Early chemo is particularly effective when there are early visceral mets. i think you would do fine with Zytiga too. But if you have to do one first (and Schwah is doing both together), chemo usually takes 18 weeks. So you could move onto Zytiga after 18 weeks. But if you start with Zytiga, it can be two years or more before you could move on to chemo.
There are others on here with lung mets including my husband. He had two lesions and a lymph node removed in a wedge resection and after 14 months or so two more were seen. We have tried to find someone to do radiation to the lesions but so far no luck due to their location. One RO said he felt a systemic treatment such as chemo, Xtandi or Zytiga would be best added to ADT.

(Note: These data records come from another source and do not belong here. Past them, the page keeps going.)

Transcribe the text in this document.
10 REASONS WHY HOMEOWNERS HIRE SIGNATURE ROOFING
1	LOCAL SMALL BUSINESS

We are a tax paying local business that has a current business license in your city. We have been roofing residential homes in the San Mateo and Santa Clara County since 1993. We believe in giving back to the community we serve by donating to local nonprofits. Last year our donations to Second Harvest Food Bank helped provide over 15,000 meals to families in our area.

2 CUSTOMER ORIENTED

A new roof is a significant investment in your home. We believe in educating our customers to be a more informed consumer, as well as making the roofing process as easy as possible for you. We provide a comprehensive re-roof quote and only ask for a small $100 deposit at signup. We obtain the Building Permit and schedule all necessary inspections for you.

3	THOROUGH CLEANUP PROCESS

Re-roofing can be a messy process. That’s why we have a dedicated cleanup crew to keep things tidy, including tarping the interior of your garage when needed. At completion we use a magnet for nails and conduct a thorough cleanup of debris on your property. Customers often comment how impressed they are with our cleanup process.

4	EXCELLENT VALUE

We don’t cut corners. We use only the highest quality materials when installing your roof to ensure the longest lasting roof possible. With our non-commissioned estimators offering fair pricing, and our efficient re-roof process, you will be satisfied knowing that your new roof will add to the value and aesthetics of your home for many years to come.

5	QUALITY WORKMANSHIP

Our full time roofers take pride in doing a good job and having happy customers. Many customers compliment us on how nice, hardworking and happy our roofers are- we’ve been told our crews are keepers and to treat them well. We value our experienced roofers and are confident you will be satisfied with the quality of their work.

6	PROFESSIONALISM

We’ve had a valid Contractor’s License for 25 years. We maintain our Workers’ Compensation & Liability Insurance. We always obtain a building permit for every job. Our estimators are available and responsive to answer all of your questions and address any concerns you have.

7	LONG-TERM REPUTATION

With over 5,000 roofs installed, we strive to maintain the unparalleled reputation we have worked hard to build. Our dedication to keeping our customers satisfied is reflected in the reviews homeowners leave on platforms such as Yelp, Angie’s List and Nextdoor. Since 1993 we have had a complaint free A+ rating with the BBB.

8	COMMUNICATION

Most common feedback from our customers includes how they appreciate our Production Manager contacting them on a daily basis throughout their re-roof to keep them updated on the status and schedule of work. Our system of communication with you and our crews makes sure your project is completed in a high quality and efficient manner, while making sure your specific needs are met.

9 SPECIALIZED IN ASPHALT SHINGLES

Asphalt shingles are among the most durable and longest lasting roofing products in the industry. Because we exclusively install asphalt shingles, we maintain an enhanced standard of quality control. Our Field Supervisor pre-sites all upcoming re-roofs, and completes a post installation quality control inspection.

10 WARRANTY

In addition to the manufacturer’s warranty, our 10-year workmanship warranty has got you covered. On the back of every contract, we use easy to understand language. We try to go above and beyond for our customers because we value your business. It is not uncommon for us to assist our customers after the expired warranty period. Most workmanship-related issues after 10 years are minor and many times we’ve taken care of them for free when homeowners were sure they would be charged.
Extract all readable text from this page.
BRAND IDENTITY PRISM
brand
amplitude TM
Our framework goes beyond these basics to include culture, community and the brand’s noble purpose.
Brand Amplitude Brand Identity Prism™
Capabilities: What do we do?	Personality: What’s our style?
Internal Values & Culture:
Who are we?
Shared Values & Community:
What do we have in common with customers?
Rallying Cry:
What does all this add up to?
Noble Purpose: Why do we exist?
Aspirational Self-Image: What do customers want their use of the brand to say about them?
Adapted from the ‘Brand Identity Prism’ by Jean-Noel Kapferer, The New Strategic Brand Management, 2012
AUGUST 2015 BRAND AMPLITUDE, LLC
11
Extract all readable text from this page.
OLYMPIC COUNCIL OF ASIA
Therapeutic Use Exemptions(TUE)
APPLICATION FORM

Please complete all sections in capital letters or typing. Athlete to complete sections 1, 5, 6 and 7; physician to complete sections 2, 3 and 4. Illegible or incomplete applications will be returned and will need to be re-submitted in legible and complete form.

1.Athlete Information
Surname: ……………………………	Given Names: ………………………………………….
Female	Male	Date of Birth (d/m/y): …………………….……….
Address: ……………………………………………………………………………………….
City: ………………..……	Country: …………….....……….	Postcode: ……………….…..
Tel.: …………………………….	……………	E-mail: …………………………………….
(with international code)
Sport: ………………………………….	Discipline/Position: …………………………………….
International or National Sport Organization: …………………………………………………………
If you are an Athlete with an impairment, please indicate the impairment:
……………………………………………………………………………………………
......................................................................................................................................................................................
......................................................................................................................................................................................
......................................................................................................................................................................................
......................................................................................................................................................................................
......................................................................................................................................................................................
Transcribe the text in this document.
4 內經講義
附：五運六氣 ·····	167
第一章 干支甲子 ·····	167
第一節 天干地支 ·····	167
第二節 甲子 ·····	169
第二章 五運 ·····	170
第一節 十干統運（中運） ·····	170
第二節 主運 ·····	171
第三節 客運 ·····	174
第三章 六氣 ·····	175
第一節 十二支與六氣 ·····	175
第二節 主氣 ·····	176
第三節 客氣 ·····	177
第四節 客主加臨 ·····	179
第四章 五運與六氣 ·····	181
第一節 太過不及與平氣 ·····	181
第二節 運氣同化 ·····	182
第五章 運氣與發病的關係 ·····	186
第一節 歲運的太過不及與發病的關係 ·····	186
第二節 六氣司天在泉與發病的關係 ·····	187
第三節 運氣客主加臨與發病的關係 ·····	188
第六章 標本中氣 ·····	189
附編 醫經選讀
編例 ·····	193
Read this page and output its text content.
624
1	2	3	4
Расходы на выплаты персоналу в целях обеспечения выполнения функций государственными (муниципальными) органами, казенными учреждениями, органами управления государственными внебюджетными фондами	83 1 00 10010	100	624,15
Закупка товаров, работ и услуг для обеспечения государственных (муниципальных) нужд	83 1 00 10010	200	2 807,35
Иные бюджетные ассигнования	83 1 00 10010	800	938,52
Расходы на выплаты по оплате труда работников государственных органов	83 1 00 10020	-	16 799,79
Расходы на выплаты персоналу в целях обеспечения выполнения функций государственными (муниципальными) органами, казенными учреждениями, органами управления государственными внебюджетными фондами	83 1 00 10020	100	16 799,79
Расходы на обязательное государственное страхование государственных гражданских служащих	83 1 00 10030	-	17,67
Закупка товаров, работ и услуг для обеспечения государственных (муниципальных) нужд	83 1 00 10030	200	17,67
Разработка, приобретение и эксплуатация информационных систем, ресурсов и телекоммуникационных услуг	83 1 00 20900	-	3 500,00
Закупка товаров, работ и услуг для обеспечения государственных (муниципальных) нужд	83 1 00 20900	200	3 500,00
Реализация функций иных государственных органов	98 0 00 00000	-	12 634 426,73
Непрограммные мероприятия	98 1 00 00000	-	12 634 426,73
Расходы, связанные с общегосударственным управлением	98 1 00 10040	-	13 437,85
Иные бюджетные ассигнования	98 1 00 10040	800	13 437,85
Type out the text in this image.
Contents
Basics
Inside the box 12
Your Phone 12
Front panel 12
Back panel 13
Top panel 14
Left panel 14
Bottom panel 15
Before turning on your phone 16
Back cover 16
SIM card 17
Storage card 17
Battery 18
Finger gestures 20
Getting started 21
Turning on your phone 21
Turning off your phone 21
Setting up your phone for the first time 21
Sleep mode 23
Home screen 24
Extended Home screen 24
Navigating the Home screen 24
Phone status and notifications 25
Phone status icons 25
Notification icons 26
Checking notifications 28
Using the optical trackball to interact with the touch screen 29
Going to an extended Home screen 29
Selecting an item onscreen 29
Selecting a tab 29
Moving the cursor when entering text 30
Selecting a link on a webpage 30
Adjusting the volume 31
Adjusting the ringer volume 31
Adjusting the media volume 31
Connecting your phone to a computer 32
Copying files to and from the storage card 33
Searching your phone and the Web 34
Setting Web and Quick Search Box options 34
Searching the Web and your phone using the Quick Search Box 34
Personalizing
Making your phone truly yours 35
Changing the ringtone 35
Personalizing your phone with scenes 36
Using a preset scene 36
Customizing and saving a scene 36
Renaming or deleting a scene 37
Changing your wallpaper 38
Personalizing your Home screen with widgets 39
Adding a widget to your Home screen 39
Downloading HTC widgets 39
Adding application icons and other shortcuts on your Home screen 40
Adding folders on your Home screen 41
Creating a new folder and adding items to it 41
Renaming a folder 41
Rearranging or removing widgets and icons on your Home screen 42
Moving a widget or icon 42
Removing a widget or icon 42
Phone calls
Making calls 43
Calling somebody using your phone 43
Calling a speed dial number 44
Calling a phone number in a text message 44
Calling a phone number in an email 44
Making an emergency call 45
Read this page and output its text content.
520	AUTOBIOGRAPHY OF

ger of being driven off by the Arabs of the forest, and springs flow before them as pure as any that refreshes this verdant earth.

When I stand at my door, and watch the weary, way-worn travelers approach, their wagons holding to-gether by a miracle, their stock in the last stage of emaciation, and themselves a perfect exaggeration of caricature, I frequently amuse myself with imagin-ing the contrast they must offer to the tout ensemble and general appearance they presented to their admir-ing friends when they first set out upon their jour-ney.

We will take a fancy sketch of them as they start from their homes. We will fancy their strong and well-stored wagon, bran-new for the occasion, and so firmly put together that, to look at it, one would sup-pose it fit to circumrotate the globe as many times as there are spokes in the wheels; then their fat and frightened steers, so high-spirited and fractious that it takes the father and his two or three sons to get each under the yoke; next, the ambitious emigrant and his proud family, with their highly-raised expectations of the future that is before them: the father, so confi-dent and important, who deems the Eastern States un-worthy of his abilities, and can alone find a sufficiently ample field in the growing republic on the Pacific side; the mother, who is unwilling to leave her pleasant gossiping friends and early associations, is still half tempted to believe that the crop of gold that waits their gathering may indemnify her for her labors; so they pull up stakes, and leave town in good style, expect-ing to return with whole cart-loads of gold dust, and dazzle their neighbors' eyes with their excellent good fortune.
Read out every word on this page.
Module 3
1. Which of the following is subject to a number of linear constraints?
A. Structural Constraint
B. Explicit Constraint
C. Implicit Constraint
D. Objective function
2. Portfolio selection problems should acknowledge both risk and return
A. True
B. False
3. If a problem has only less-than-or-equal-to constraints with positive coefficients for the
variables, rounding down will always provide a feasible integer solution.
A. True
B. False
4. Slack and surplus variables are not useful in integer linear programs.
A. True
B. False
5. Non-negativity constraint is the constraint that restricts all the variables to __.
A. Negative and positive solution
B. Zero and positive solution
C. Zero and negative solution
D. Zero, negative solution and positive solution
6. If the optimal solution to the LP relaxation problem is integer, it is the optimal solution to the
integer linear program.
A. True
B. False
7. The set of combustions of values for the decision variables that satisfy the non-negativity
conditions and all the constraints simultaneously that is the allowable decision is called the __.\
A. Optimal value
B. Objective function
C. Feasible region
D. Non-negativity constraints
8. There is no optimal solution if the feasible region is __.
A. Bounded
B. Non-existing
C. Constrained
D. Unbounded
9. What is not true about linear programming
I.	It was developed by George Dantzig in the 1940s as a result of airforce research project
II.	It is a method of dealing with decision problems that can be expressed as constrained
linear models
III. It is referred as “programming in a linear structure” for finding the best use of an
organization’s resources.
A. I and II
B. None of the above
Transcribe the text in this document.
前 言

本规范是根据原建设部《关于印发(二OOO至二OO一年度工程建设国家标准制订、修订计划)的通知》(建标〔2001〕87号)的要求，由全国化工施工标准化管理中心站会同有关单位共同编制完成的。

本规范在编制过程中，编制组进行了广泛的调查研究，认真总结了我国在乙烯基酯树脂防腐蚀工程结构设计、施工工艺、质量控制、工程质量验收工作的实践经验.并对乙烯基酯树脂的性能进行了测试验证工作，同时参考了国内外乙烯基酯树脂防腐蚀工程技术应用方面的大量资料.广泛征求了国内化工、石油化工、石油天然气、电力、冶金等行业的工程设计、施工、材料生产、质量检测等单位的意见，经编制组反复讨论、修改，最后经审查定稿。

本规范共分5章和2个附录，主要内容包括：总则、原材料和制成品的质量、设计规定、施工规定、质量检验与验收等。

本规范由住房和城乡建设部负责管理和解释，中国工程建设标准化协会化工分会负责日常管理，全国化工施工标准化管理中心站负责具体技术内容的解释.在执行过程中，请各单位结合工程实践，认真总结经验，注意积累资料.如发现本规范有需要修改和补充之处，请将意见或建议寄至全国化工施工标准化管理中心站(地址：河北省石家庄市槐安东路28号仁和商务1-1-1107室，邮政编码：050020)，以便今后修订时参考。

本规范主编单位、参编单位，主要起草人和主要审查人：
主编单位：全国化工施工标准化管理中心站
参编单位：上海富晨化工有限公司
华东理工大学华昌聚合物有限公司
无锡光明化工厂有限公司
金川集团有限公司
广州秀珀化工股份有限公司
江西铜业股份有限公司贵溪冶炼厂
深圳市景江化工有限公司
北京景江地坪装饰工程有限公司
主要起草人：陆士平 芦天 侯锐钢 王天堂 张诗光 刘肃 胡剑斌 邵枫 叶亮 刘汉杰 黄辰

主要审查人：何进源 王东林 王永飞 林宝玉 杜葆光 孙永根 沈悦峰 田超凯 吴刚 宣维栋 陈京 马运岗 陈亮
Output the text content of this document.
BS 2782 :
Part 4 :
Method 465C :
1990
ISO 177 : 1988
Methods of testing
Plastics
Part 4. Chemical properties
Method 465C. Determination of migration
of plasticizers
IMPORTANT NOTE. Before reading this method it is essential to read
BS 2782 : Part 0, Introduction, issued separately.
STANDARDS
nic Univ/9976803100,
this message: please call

Please keep posting about your treatment decisions.
Mary..I will. Somewhat scared but have to keep walking forward. Appreciative of you and the support you bring here. More importantly to and for your husband. You're an angel. Stay strong!
My husband had 7 treatments of chemo and then was started on zytiga like 4 months later because PSA was rising rapidly. Now this year he just finished another 6 cabazitaxel chemo treatments on Sept. 20th because psa more than doubled while on it so he was just started on enzalutamide (Xtandi).
So from Docetaxel to Zytiga to Cabazitaxel to Xtandi all well within a year ? Does your uro-oncologist have any further plans ? So sorry to hear about your husband.
He started docetaxel Dec. 13th 2016 and finished it May 2017 and then in Aug. 2017 was started on Zytiga and ended it in Feb. 2018 and then he had 3 Provenge treatments from March and ended in April but by June PSA was 657 so he was started on Cabazitaxel June 7th and just finished treatment 6 on Sept. 20th and PSA is now 1350. He just started this week on Xtandi and then starting Nov 4th he’ll be starting Radium-223 (Xofigo) along with the Xtandi. That’s the plan for now and I hope and pray something works. He’s almost 77 and was diagnosed at age 64. It will be 2 years next month since scans showed it in his bones.
I know its no satisfaction to you but your husband has now survived 13 years since diagnosis. For me, its been barely 8 months and I am already "castrate resistant" with multiple mets all over the body at just age 62.
That is what I call LUCK. Someone asked me why don't I pray to God. And, when I become "God-resistant", what then ??
All the very best to your husband. Try and enjoy life. Cheers !!
I too would be very interested in your reply to Chask's question. Please answer if you get the time. Thank you.
My uro-oncologist has endorsed your suggestion of Chemo (Docetaxel) first (for me). However, he says that after 18 weeks/30 weeks of Chemo, he would like to put me on Enzalutamide not Abiraterone. Your views ??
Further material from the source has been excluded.